I love to just sit and listen to the night. From our house we can hear the nearby trains passing. We live just close enough that it is a lovely, romantic, lonely sound. (doesn’t shake the house thank goodness) During the day the trains are masked by the sound of the highway, which is also close by. But at night the sound carries beautifully. I love to think about the trains traveling through the night, part of the pulse of the city that continues on while we sleep.

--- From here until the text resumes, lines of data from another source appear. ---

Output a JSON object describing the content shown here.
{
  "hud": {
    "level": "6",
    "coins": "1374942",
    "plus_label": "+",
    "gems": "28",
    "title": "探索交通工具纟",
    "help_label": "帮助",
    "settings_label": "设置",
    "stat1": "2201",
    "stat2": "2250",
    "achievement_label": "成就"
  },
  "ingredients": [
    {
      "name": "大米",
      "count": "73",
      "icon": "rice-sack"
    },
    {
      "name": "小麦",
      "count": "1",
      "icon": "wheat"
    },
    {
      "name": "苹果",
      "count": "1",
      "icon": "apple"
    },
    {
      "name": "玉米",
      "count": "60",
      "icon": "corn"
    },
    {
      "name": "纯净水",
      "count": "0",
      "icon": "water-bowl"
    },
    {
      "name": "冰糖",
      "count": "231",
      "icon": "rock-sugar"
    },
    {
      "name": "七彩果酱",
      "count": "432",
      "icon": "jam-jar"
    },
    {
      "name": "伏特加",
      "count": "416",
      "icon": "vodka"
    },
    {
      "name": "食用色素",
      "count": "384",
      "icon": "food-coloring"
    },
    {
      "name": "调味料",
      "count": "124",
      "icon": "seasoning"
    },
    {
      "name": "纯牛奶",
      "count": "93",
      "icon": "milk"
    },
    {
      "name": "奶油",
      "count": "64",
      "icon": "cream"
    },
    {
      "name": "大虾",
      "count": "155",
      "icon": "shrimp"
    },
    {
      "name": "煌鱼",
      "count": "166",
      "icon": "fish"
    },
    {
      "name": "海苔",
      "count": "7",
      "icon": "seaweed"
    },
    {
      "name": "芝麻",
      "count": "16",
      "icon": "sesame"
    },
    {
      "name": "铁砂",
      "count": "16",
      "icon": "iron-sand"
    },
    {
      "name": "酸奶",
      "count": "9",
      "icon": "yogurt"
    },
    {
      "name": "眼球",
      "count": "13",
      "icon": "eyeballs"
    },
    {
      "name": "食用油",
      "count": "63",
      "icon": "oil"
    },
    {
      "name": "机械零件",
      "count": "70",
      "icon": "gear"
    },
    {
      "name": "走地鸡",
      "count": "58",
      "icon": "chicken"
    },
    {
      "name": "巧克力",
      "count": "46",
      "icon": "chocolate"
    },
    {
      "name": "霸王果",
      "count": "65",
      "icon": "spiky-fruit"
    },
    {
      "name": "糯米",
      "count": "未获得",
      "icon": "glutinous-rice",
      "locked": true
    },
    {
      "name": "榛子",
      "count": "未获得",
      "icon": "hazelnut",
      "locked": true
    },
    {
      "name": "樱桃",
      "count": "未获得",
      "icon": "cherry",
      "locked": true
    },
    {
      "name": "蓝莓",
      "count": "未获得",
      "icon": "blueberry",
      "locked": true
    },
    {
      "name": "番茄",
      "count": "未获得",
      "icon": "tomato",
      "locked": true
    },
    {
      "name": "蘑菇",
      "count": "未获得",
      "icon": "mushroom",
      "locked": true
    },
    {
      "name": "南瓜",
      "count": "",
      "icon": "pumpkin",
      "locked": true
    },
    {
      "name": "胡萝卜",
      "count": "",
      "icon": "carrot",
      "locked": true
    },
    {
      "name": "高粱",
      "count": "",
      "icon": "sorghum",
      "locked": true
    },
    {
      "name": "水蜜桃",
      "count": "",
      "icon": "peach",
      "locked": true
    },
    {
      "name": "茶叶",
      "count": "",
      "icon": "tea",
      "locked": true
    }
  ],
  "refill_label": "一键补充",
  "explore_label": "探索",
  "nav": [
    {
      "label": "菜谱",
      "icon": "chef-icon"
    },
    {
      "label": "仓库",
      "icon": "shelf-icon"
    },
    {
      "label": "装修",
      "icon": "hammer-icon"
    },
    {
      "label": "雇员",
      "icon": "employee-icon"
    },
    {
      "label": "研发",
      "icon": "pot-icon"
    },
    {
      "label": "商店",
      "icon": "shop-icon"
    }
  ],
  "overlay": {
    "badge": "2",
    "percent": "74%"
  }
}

We had another sort of quiet the other day in the form of a snow day. 6" got dumped on us overnight, and though St. Louis does get snow periodically, we aren’t too practiced at it. Schools and work were cancelled for the day and the normal hum and bustle of a weekday morning is transformed into powdery white silence. That same snow has also brought us fog tonight (cold snow, warm air), which has made it impossible to see past our own street.  As much as I love city living I also adore the feeling of being alone.

I think too often we forget to notice these little things and reflect. Some days I just want to collapse into bed without thinking at all. But then there are these lovely moments that make me feel whole, connected, alive. It renews me just as much as sleep, and prepares me for the new day ahead. And right now I think tomorrow should be a lovely day.